Encore une fois, je me suis fait piéger. Encore une fois, je ne pensais pas tout lire. Et encore une fois, j'ai lu avidement ce roman-miroir de la vie de Pierre Bergounioux.
Donc les jours s'écoulent avec leurs malheurs, et, triste coïncidence, la tragédie atteint son paroxysme à la fin du volume où l'auteur perd sa mère et se retrouve confronté aux pouvoirs obscurs des attentats à Paris.

« (Après les attentats de Charlie Hebdo) A quelle source ténébreuse s'alimentent cette imbécilité meurtrière, cette haine concentrée, inexpiable, quels hommes, groupes, structures sociales sécrètent ces poisons, quelle guerre nous livre-t-on, sous des cagoules ? »

Sinon, ces cinq années sont bien noires et des personnes chères à son coeur, décèdent, et notamment son ami d'enfance Mitch et sa compagne.
Les jours se suivent et l'auteur n'en manque aucun, se lève tôt malgré ses soucis de santé et enchaîne les activités et il s'enfonce dans une noirceur bien à lui mais dans laquelle hélas, beaucoup d'entre nous vont se retrouver : l'âge et ses problèmes de santé, à chaque fois il croit mourir sous des poussées de tension ; nos contemporains souvent bêtes et cupides, notamment les artisans à qui il a affaire :

« Triste corporation que celle des artisans, souvent peu compétente, sans moralité, inculte, réactionnaire. »

Après le rêve de l'enfance, de l'adolescence et de la jeunesse, Pierre Bergounioux a peu d'espoir sur le restant de sa vie consacrée exclusivement à lire, à écrire, sculpter du métal, aller parler à des conférences d'un bout à l'autre de la France ou de l'Europe (Belgique et Italie surtout). Il y eut un matin illuminé et il y aura un soir, et ce soir, Bergounioux sent qu'il est entamé : retraite, mort des parents, éloignement du monde qui l'entoure.

« On est accaparé par le souci des apparences, passionné de chiffons, occupé de distinctions nulles quand il devenait possible de s'enfoncer en soi-même, de se connaître pour ce qu'on était, de remédier à notre antique ignorance, à notre tragique insuffisance. »

Aucune indulgence envers le monde contemporain donc. Et le verbe reste haut et sans concession :

« (Lisant un exemplaire de Paris Match) Des photographies montrent comment les Prince de Galles puis ses fils ont porté la barbe. On voit encore un Rothschild, une actrice, je ne sais plus quoi. Honte à ceux qui proposent à l'attention ces parasites, cette fausseté, ce néant. »

Personnellement j'aime beaucoup cet aspect très subjectif de ces « Carnets de notes. » Ils sont plus que nécessaire dans une époque où on se la joue mais avec des édulcorants. Cela donne souvent des scènes amusantes faites de clins d'oeil sur le langage même, d'un zeugma,

« Je reprends le RER et ma lecture de Hegel. »

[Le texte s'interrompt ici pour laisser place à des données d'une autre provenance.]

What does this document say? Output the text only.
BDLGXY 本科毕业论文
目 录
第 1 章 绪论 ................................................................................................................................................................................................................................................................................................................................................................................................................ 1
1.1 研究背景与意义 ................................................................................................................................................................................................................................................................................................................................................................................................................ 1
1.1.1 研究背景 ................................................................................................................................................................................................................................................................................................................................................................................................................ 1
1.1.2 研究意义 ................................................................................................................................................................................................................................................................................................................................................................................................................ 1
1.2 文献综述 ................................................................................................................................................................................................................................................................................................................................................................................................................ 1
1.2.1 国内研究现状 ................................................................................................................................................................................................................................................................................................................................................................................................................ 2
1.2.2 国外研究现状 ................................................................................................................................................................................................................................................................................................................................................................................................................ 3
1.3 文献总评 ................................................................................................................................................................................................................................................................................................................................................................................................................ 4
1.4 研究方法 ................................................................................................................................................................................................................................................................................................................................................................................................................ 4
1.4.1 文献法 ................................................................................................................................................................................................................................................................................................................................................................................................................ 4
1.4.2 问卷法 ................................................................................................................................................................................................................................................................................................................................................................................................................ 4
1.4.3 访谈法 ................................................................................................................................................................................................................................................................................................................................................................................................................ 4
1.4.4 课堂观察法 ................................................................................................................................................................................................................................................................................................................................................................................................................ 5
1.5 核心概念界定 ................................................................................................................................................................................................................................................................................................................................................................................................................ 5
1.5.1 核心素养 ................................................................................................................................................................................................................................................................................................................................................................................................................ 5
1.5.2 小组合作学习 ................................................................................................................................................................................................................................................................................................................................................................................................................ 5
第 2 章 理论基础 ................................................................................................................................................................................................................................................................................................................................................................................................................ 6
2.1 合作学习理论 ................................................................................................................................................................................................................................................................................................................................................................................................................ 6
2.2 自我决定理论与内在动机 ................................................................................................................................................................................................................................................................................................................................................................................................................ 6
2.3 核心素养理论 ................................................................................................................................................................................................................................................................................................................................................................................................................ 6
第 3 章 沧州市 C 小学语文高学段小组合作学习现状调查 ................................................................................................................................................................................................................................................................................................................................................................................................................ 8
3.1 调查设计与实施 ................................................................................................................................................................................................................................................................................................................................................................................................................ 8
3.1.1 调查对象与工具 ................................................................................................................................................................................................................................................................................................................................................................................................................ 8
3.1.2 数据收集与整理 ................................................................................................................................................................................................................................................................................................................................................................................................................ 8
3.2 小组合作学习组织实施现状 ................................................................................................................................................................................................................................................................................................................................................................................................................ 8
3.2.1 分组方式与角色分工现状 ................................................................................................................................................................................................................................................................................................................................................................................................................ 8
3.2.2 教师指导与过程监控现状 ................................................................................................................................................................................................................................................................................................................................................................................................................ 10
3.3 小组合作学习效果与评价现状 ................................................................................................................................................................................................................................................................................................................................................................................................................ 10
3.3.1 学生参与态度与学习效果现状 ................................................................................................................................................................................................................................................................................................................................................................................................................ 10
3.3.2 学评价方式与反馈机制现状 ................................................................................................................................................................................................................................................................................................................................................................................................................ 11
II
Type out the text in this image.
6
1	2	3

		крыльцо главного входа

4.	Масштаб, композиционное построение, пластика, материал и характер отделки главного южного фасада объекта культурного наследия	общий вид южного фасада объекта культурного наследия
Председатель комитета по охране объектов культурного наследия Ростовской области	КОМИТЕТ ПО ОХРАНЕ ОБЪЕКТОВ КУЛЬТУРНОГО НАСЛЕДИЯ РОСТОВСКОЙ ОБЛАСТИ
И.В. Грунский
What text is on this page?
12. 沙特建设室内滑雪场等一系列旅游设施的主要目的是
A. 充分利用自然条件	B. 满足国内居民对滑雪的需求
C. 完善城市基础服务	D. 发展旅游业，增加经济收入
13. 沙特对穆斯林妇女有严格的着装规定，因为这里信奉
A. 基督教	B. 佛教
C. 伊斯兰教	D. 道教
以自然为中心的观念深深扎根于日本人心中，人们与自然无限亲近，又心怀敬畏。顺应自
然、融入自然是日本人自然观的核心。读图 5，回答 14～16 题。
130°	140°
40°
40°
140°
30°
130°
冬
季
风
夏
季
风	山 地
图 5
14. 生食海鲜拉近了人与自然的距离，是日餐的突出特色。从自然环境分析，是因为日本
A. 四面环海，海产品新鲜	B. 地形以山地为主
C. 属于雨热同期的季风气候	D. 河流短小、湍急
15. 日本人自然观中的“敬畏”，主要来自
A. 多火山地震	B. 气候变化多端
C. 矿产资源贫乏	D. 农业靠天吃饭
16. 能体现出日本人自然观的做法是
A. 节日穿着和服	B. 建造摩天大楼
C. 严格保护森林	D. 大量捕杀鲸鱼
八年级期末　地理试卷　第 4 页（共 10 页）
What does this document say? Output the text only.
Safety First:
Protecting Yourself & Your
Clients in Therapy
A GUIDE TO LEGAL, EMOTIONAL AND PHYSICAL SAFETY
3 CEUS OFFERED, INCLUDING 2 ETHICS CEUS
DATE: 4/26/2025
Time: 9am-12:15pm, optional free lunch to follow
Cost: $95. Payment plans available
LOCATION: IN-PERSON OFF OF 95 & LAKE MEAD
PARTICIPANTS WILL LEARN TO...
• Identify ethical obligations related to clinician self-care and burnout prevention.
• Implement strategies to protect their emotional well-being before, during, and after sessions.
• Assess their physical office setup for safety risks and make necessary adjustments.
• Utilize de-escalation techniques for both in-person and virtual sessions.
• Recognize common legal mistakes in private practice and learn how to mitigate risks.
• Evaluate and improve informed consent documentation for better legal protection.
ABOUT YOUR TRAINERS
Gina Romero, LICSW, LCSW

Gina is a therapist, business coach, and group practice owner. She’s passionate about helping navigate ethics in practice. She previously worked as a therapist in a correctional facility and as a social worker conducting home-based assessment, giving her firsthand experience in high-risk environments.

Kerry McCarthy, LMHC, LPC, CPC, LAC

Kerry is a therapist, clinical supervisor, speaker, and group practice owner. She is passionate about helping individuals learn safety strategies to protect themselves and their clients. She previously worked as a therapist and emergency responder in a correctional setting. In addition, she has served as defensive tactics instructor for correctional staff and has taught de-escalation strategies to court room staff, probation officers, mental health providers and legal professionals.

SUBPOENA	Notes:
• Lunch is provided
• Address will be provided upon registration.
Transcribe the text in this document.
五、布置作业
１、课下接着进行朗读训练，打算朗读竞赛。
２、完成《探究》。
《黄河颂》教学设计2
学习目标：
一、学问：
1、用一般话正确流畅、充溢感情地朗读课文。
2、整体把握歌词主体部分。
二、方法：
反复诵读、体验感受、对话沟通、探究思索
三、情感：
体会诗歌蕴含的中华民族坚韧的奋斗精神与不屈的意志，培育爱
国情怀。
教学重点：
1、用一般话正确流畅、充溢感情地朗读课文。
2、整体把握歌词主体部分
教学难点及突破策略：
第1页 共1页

à une analyse structurale de cuisine :

« (Achetant une pizza) Maintenant, on nous remet aussi un texte, sur la fabrication du « produit » où figure le mot concept. le monde entier parle couramment le sabir des doctorants de troisième cycle de l'Ecole pratique des hautes études des années soixante-dix. »

Dans tout ce marasme, cette existence retirée -mais pas tant que ça, à mon sens – Pierre Bergounioux entrevoit quelques éclaircies aussi bien réelles de la lumière qui croît à partir du 21 décembre, que métaphoriques : les jeux de sa petite fille qui l'emmène et le pousse à s'occuper d'elle et ces enfants de collège qui jouent devant lui une scène de Roméo et Juliette, préparée par une de ses étudiantes aux Beaux-Arts.

« J'ai rendez-vous à l'amphithéâtre d'honneur avec l'étudiante de troisième année et les élèves de collège qui se proposent de monter Roméo et Juliette. Longtemps que je ne m'étais plus adressé à des collégiens, auxquels je m'efforce de rendre sensible ce qui fait l'intérêt de la pièce, le conflit politique qui en constitue le ressort ultime et confère sa couleur éclatante, sa tension tragique, tremblante, meurtrière, à la passion des jeunes héros. Les gosses jouent ensuite, avec conviction, la première scène sous mes yeux. « Est-ce pour moi que vous mordez votre pouce, monsieur ? » J'applaudis. »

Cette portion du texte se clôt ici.